“Perhaps I’m simply better suited to be observer than inhabitant.”
This line I find, just a scrap of paragraph in a folder, written years ago in an essay for a poetry class. Except tonight, I don’t think it’s about poetry at all.
This week there’s five interviews, two of them second ones, and still, no job offers. It’s not personal, I tell myself. Except that it is. I’m overqualified for these positions. One interviewer even points out this fact in the first of our two interviews. I could easily do the work. But maybe what I can’t do is connect. Not with them, not also with the people I most want to.
“Perhaps I’m simply better suited to be observer than inhabitant.”
When I write this line there’s no baby because I’ve lost it.
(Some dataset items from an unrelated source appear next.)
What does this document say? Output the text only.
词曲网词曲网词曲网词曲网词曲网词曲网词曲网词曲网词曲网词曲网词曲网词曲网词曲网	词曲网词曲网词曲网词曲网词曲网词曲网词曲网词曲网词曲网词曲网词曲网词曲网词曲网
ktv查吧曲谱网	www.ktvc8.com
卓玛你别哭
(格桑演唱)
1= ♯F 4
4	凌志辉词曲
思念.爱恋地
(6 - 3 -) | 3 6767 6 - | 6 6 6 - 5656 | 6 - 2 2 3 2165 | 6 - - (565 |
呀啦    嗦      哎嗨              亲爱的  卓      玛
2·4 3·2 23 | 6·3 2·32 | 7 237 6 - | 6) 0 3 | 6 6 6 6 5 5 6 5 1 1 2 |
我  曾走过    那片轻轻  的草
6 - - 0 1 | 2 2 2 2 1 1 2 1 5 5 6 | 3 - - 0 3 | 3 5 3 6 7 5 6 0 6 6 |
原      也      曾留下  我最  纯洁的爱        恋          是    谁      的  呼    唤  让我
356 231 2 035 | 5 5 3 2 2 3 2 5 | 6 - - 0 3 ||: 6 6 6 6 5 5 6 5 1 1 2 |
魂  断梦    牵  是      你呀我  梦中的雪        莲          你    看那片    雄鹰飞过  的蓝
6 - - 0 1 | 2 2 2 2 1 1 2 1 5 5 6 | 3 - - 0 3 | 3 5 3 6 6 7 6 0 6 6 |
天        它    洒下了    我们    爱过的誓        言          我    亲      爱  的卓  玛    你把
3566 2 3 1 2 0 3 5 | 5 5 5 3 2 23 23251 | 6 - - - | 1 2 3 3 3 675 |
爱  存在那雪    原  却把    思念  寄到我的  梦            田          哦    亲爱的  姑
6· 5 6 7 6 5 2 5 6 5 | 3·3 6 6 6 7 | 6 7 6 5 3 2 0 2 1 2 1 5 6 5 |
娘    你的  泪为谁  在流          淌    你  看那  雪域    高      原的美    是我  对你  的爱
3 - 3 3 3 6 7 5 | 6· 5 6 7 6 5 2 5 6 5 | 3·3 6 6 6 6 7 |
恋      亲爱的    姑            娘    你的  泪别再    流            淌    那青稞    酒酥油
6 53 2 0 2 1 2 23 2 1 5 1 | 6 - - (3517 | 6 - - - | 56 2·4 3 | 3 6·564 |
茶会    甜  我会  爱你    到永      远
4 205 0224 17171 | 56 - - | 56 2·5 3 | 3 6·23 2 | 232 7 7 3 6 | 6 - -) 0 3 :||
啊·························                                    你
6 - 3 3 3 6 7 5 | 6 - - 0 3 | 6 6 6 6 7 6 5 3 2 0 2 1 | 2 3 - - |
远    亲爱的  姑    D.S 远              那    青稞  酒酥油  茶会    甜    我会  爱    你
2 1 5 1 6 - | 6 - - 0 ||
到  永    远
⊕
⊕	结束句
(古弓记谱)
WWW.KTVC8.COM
It’s just a photo then, a rectangle of black and white shoved in the back of a closet. That winter, I can’t stop writing about the cold, all the shapes of it, the way it wound inside me, the geometry of snow, the days it sparkled and shone and the days it just ached, can’t stop writing too about the Snow Queen, when the boy climbed aboard her sled, when the girl followed them to the ends of the earth, when she gave up everything just to get him back. For years to come, I’m that dumb girl dreaming. What wouldn’t I give to have them back? To have them all back?
“Perhaps I’m simply better suited to be observer than inhabitant.”
This winter as with every winter, I’m re-reading yet again the book. The boy crouches on the cover, the wind blowing his hair to the side, all of him tinted cold, tinged with blue. It’s the first winter I think I’m not the girl. The first winter there are lines I draw and places I won’t follow.
Who am I then, if not her? The Queen? See how, in chapter 8, she studies the volcano from afar, its nature not akin to hers, those black firepots puffing their ash, their lava, steadily down the mountain. She doesn’t try to change it, nor stop it, nor follow it.
And when the boy too leaves her, to go back to the garden with the girl, her cheeks like roses, she will not stop nor follow him.
In fact, the story will not tell us of her again at all. Not if Queen had been angry. Not if she had wept. Not if she had spent nights unsleeping while the snow, white, swarmed like bees.
Not if she had wished, or if she still wished, that with him, in even the tiniest corner of his heart, she not been only observer but also inhabitant.